When reading the proof of this proposition in Stein's Fourier Analysis: An introduction, I cannot follow some of the process.
I wonder why, in the second row of the proof, we have the conclusion that $$\sup_x |x|^l |g(x-y)| \leq A_l(1+|y|)^l$$ for some constant $A_l$. There is a direction for the reader to check but I still cannot figure it out.
The author Stein said that consider separately the two cases $|x| \leq 2|y|$ and $|x| \geq 2|y|$ in both the first and the last paragraph of the proof. However, I cannot see where it will be used.

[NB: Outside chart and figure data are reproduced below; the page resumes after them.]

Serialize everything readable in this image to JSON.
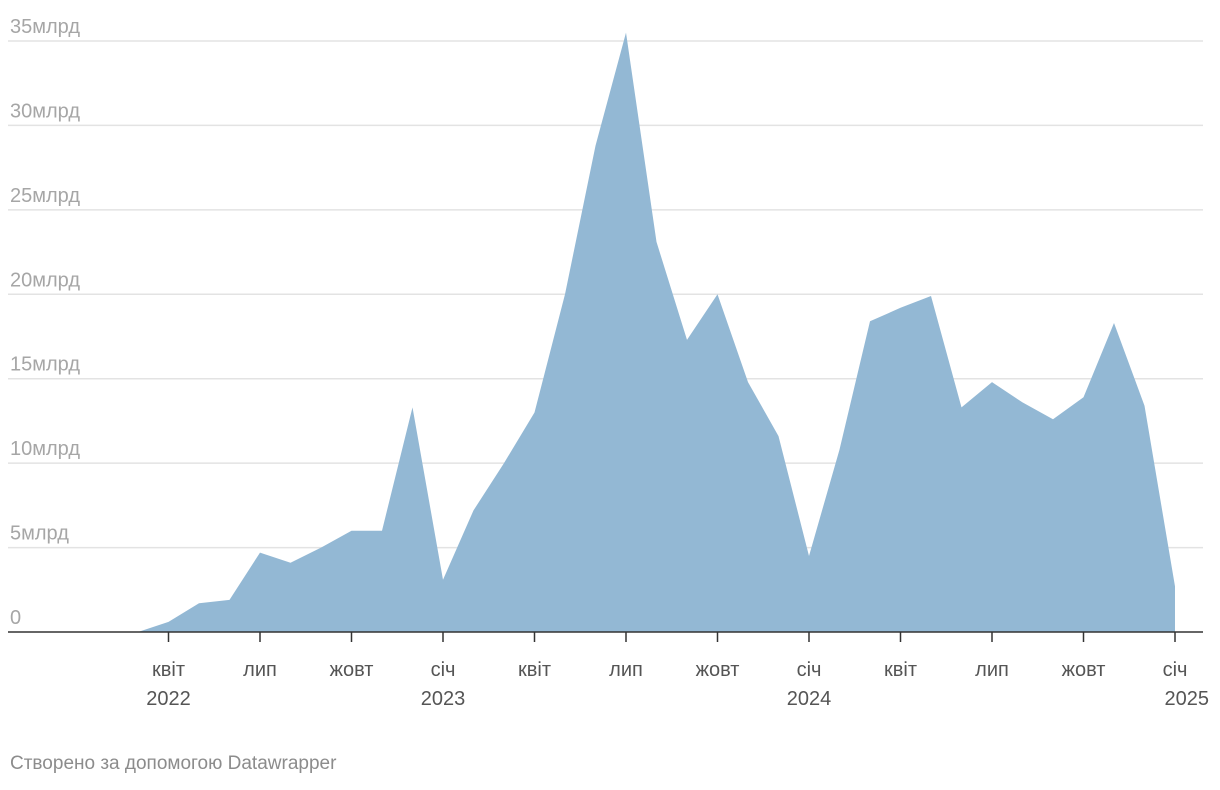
{
  "footer": "Створено за допомогою Datawrapper",
  "colors": {
    "area": "#93b8d4",
    "grid": "#e3e3e3",
    "axis": "#333333"
  },
  "chart_data": {
    "type": "area",
    "title": "",
    "xlabel": "",
    "ylabel": "",
    "grid": true,
    "legend": "none",
    "ylim": [
      0,
      35000000000
    ],
    "yticks": [
      {
        "value": 0,
        "label": "0"
      },
      {
        "value": 5000000000,
        "label": "5млрд"
      },
      {
        "value": 10000000000,
        "label": "10млрд"
      },
      {
        "value": 15000000000,
        "label": "15млрд"
      },
      {
        "value": 20000000000,
        "label": "20млрд"
      },
      {
        "value": 25000000000,
        "label": "25млрд"
      },
      {
        "value": 30000000000,
        "label": "30млрд"
      },
      {
        "value": 35000000000,
        "label": "35млрд"
      }
    ],
    "xticks": [
      {
        "date": "2022-04",
        "label": "квіт",
        "year": "2022"
      },
      {
        "date": "2022-07",
        "label": "лип",
        "year": ""
      },
      {
        "date": "2022-10",
        "label": "жовт",
        "year": ""
      },
      {
        "date": "2023-01",
        "label": "січ",
        "year": "2023"
      },
      {
        "date": "2023-04",
        "label": "квіт",
        "year": ""
      },
      {
        "date": "2023-07",
        "label": "лип",
        "year": ""
      },
      {
        "date": "2023-10",
        "label": "жовт",
        "year": ""
      },
      {
        "date": "2024-01",
        "label": "січ",
        "year": "2024"
      },
      {
        "date": "2024-04",
        "label": "квіт",
        "year": ""
      },
      {
        "date": "2024-07",
        "label": "лип",
        "year": ""
      },
      {
        "date": "2024-10",
        "label": "жовт",
        "year": ""
      },
      {
        "date": "2025-01",
        "label": "січ",
        "year": "2025"
      }
    ],
    "x": [
      "2022-01",
      "2022-02",
      "2022-03",
      "2022-04",
      "2022-05",
      "2022-06",
      "2022-07",
      "2022-08",
      "2022-09",
      "2022-10",
      "2022-11",
      "2022-12",
      "2023-01",
      "2023-02",
      "2023-03",
      "2023-04",
      "2023-05",
      "2023-06",
      "2023-07",
      "2023-08",
      "2023-09",
      "2023-10",
      "2023-11",
      "2023-12",
      "2024-01",
      "2024-02",
      "2024-03",
      "2024-04",
      "2024-05",
      "2024-06",
      "2024-07",
      "2024-08",
      "2024-09",
      "2024-10",
      "2024-11",
      "2024-12",
      "2025-01"
    ],
    "values": [
      0,
      0,
      0,
      600000000,
      1700000000,
      1900000000,
      4700000000,
      4100000000,
      5000000000,
      6000000000,
      6000000000,
      13300000000,
      3100000000,
      7200000000,
      10000000000,
      13000000000,
      20000000000,
      28800000000,
      35500000000,
      23100000000,
      17300000000,
      20000000000,
      14800000000,
      11600000000,
      4500000000,
      10800000000,
      18400000000,
      19200000000,
      19900000000,
      13300000000,
      14800000000,
      13600000000,
      12600000000,
      13900000000,
      18300000000,
      13400000000,
      2700000000
    ]
  }
}
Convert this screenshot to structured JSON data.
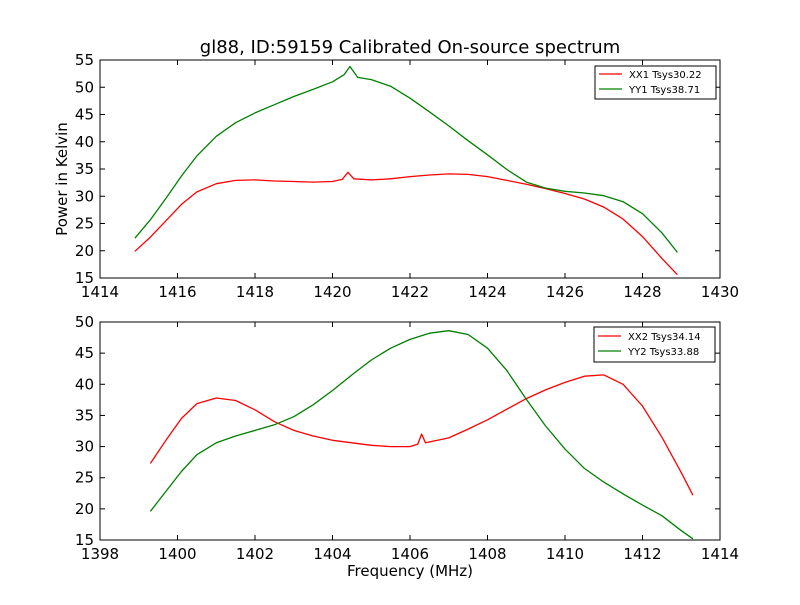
{
  "figure": {
    "title": "gl88, ID:59159 Calibrated On-source spectrum",
    "xlabel": "Frequency (MHz)"
  },
  "colors": {
    "red": "#ff0000",
    "green": "#008000",
    "frame": "#000000"
  },
  "chart_data": [
    {
      "type": "line",
      "title": "gl88, ID:59159 Calibrated On-source spectrum",
      "xlabel": "",
      "ylabel": "Power in Kelvin",
      "xlim": [
        1414,
        1430
      ],
      "ylim": [
        15,
        55
      ],
      "xticks": [
        "1414",
        "1416",
        "1418",
        "1420",
        "1422",
        "1424",
        "1426",
        "1428",
        "1430"
      ],
      "yticks": [
        "15",
        "20",
        "25",
        "30",
        "35",
        "40",
        "45",
        "50",
        "55"
      ],
      "grid": false,
      "legend_position": "top-right",
      "series": [
        {
          "name": "XX1 Tsys30.22",
          "color": "#ff0000",
          "points": [
            [
              1414.9,
              19.9
            ],
            [
              1415.3,
              22.5
            ],
            [
              1415.7,
              25.5
            ],
            [
              1416.1,
              28.5
            ],
            [
              1416.5,
              30.8
            ],
            [
              1417.0,
              32.3
            ],
            [
              1417.5,
              32.9
            ],
            [
              1418.0,
              33.0
            ],
            [
              1418.5,
              32.8
            ],
            [
              1419.0,
              32.7
            ],
            [
              1419.5,
              32.6
            ],
            [
              1420.0,
              32.7
            ],
            [
              1420.25,
              33.1
            ],
            [
              1420.4,
              34.4
            ],
            [
              1420.55,
              33.2
            ],
            [
              1421.0,
              33.0
            ],
            [
              1421.5,
              33.2
            ],
            [
              1422.0,
              33.6
            ],
            [
              1422.5,
              33.9
            ],
            [
              1423.0,
              34.1
            ],
            [
              1423.5,
              34.0
            ],
            [
              1424.0,
              33.6
            ],
            [
              1424.5,
              32.9
            ],
            [
              1425.0,
              32.2
            ],
            [
              1425.5,
              31.4
            ],
            [
              1426.0,
              30.5
            ],
            [
              1426.5,
              29.5
            ],
            [
              1427.0,
              28.0
            ],
            [
              1427.5,
              25.8
            ],
            [
              1428.0,
              22.6
            ],
            [
              1428.5,
              18.6
            ],
            [
              1428.9,
              15.6
            ]
          ]
        },
        {
          "name": "YY1 Tsys38.71",
          "color": "#008000",
          "points": [
            [
              1414.9,
              22.3
            ],
            [
              1415.3,
              25.7
            ],
            [
              1415.7,
              29.6
            ],
            [
              1416.1,
              33.7
            ],
            [
              1416.5,
              37.4
            ],
            [
              1417.0,
              41.0
            ],
            [
              1417.5,
              43.5
            ],
            [
              1418.0,
              45.3
            ],
            [
              1418.5,
              46.8
            ],
            [
              1419.0,
              48.3
            ],
            [
              1419.5,
              49.6
            ],
            [
              1420.0,
              51.0
            ],
            [
              1420.3,
              52.3
            ],
            [
              1420.45,
              53.8
            ],
            [
              1420.65,
              51.8
            ],
            [
              1421.0,
              51.4
            ],
            [
              1421.5,
              50.2
            ],
            [
              1422.0,
              48.0
            ],
            [
              1422.5,
              45.5
            ],
            [
              1423.0,
              42.9
            ],
            [
              1423.5,
              40.2
            ],
            [
              1424.0,
              37.6
            ],
            [
              1424.5,
              34.9
            ],
            [
              1425.0,
              32.6
            ],
            [
              1425.5,
              31.5
            ],
            [
              1426.0,
              30.9
            ],
            [
              1426.5,
              30.6
            ],
            [
              1427.0,
              30.1
            ],
            [
              1427.5,
              29.0
            ],
            [
              1428.0,
              26.8
            ],
            [
              1428.5,
              23.3
            ],
            [
              1428.9,
              19.7
            ]
          ]
        }
      ]
    },
    {
      "type": "line",
      "title": "",
      "xlabel": "Frequency (MHz)",
      "ylabel": "",
      "xlim": [
        1398,
        1414
      ],
      "ylim": [
        15,
        50
      ],
      "xticks": [
        "1398",
        "1400",
        "1402",
        "1404",
        "1406",
        "1408",
        "1410",
        "1412",
        "1414"
      ],
      "yticks": [
        "15",
        "20",
        "25",
        "30",
        "35",
        "40",
        "45",
        "50"
      ],
      "grid": false,
      "legend_position": "top-right",
      "series": [
        {
          "name": "XX2 Tsys34.14",
          "color": "#ff0000",
          "points": [
            [
              1399.3,
              27.3
            ],
            [
              1399.7,
              31.0
            ],
            [
              1400.1,
              34.5
            ],
            [
              1400.5,
              36.9
            ],
            [
              1401.0,
              37.8
            ],
            [
              1401.5,
              37.4
            ],
            [
              1402.0,
              35.9
            ],
            [
              1402.5,
              34.0
            ],
            [
              1403.0,
              32.6
            ],
            [
              1403.5,
              31.7
            ],
            [
              1404.0,
              31.0
            ],
            [
              1404.5,
              30.6
            ],
            [
              1405.0,
              30.2
            ],
            [
              1405.5,
              30.0
            ],
            [
              1406.0,
              30.0
            ],
            [
              1406.2,
              30.4
            ],
            [
              1406.3,
              32.0
            ],
            [
              1406.4,
              30.6
            ],
            [
              1407.0,
              31.4
            ],
            [
              1407.5,
              32.8
            ],
            [
              1408.0,
              34.3
            ],
            [
              1408.5,
              36.0
            ],
            [
              1409.0,
              37.7
            ],
            [
              1409.5,
              39.1
            ],
            [
              1410.0,
              40.3
            ],
            [
              1410.5,
              41.3
            ],
            [
              1411.0,
              41.5
            ],
            [
              1411.5,
              40.0
            ],
            [
              1412.0,
              36.5
            ],
            [
              1412.5,
              31.5
            ],
            [
              1413.0,
              25.8
            ],
            [
              1413.3,
              22.2
            ]
          ]
        },
        {
          "name": "YY2 Tsys33.88",
          "color": "#008000",
          "points": [
            [
              1399.3,
              19.6
            ],
            [
              1399.7,
              22.8
            ],
            [
              1400.1,
              26.0
            ],
            [
              1400.5,
              28.7
            ],
            [
              1401.0,
              30.6
            ],
            [
              1401.5,
              31.7
            ],
            [
              1402.0,
              32.6
            ],
            [
              1402.5,
              33.5
            ],
            [
              1403.0,
              34.8
            ],
            [
              1403.5,
              36.7
            ],
            [
              1404.0,
              39.0
            ],
            [
              1404.5,
              41.5
            ],
            [
              1405.0,
              43.9
            ],
            [
              1405.5,
              45.8
            ],
            [
              1406.0,
              47.2
            ],
            [
              1406.5,
              48.2
            ],
            [
              1407.0,
              48.6
            ],
            [
              1407.5,
              48.0
            ],
            [
              1408.0,
              45.8
            ],
            [
              1408.5,
              42.2
            ],
            [
              1409.0,
              37.6
            ],
            [
              1409.5,
              33.3
            ],
            [
              1410.0,
              29.6
            ],
            [
              1410.5,
              26.5
            ],
            [
              1411.0,
              24.3
            ],
            [
              1411.5,
              22.4
            ],
            [
              1412.0,
              20.6
            ],
            [
              1412.5,
              18.9
            ],
            [
              1413.0,
              16.5
            ],
            [
              1413.3,
              15.2
            ]
          ]
        }
      ]
    }
  ]
}
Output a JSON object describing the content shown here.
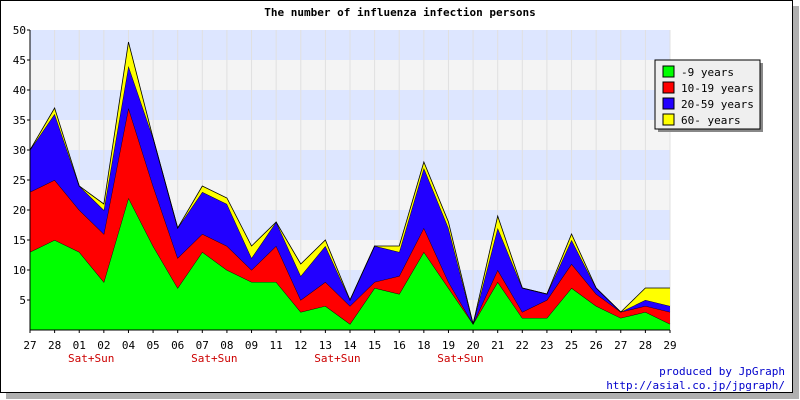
{
  "chart_data": {
    "type": "area",
    "stacked": true,
    "title": "The number of influenza infection persons",
    "categories": [
      "27",
      "28",
      "01",
      "02",
      "04",
      "05",
      "06",
      "07",
      "08",
      "09",
      "11",
      "12",
      "13",
      "14",
      "15",
      "16",
      "18",
      "19",
      "20",
      "21",
      "22",
      "23",
      "25",
      "26",
      "27",
      "28",
      "29"
    ],
    "weekend_labels": [
      {
        "index": 2,
        "text": "Sat+Sun"
      },
      {
        "index": 7,
        "text": "Sat+Sun"
      },
      {
        "index": 12,
        "text": "Sat+Sun"
      },
      {
        "index": 17,
        "text": "Sat+Sun"
      }
    ],
    "ylim": [
      0,
      50
    ],
    "yticks": [
      5,
      10,
      15,
      20,
      25,
      30,
      35,
      40,
      45,
      50
    ],
    "series": [
      {
        "name": "-9 years",
        "color": "#00ff00",
        "values": [
          13,
          15,
          13,
          8,
          22,
          14,
          7,
          13,
          10,
          8,
          8,
          3,
          4,
          1,
          7,
          6,
          13,
          7,
          1,
          8,
          2,
          2,
          7,
          4,
          2,
          3,
          1
        ]
      },
      {
        "name": "10-19 years",
        "color": "#ff0000",
        "values": [
          10,
          10,
          7,
          8,
          15,
          10,
          5,
          3,
          4,
          2,
          6,
          2,
          4,
          3,
          1,
          3,
          4,
          1,
          0,
          2,
          1,
          3,
          4,
          2,
          1,
          1,
          2
        ]
      },
      {
        "name": "20-59 years",
        "color": "#2200ff",
        "values": [
          7,
          11,
          4,
          4,
          7,
          8,
          5,
          7,
          7,
          2,
          4,
          4,
          6,
          1,
          6,
          4,
          10,
          9,
          0,
          7,
          4,
          1,
          4,
          1,
          0,
          1,
          1
        ]
      },
      {
        "name": "60- years",
        "color": "#ffff00",
        "values": [
          0,
          1,
          0,
          1,
          4,
          0,
          0,
          1,
          1,
          2,
          0,
          2,
          1,
          0,
          0,
          1,
          1,
          1,
          0,
          2,
          0,
          0,
          1,
          0,
          0,
          2,
          3
        ]
      }
    ],
    "legend_position": "top-right",
    "grid_bands": [
      "#dde6ff",
      "#f4f4f4"
    ]
  },
  "credit": {
    "line1": "produced by JpGraph",
    "line2": "http://asial.co.jp/jpgraph/"
  }
}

Could anyone give an explanation that is easier to understand?
Here is the definition of "rapidly decreasing" and the "Schwartz space" from Stein's book for reference:
The Schwartz space on $\mathbb{R}$ consists of all infinitely differentiable functions $f$ so that $f$ and its all derivatives $f', f'',…,f^{(l)},…$, are rapidly decreasing, in the sense that
$$\sup_{x \in \mathbb{R}} |x|^k |f^{(l)}(x)| < \infty \quad \text{for all } k,l \geq 0$$
and we denote the Schwartz space by $\mathcal{S}(\mathbb{R})$.
Best Answer
For $|x|\leq 2|y|$ we can estimate \begin{align*} |x|^l |g(x-y)| \leq 2^l |y|^l ||g||_\infty \leq 2^l||g||_\infty (1+|y|)^l. \end{align*} For $|x|> 2|y|$ we can estimate \begin{align*} |x|^l |g(x-y)| &\leq |x|^l \frac{1}{|x-y|^l} \ \sup_z |z|^l|g(z)|\\ &\leq |x|^l \frac{1}{(|x|-|y|)^l} \ \sup_z |z|^l|g(z)| \\ &\leq |x|^l \frac{1}{(|x|-\frac{1}{2}|x|)^l} \ \sup_z |z|^l|g(z)|\\ &\leq |x|^l \frac{1}{(\frac{1}{2}|x|)^l} \ \sup_z |z|^l|g(z)|\\ &\leq 2^l \sup_z |z|^l|g(z)| \leq 2^l \sup_z \big(|z|^l|g(z)|\big)\,(1+|y|)^l. \end{align*}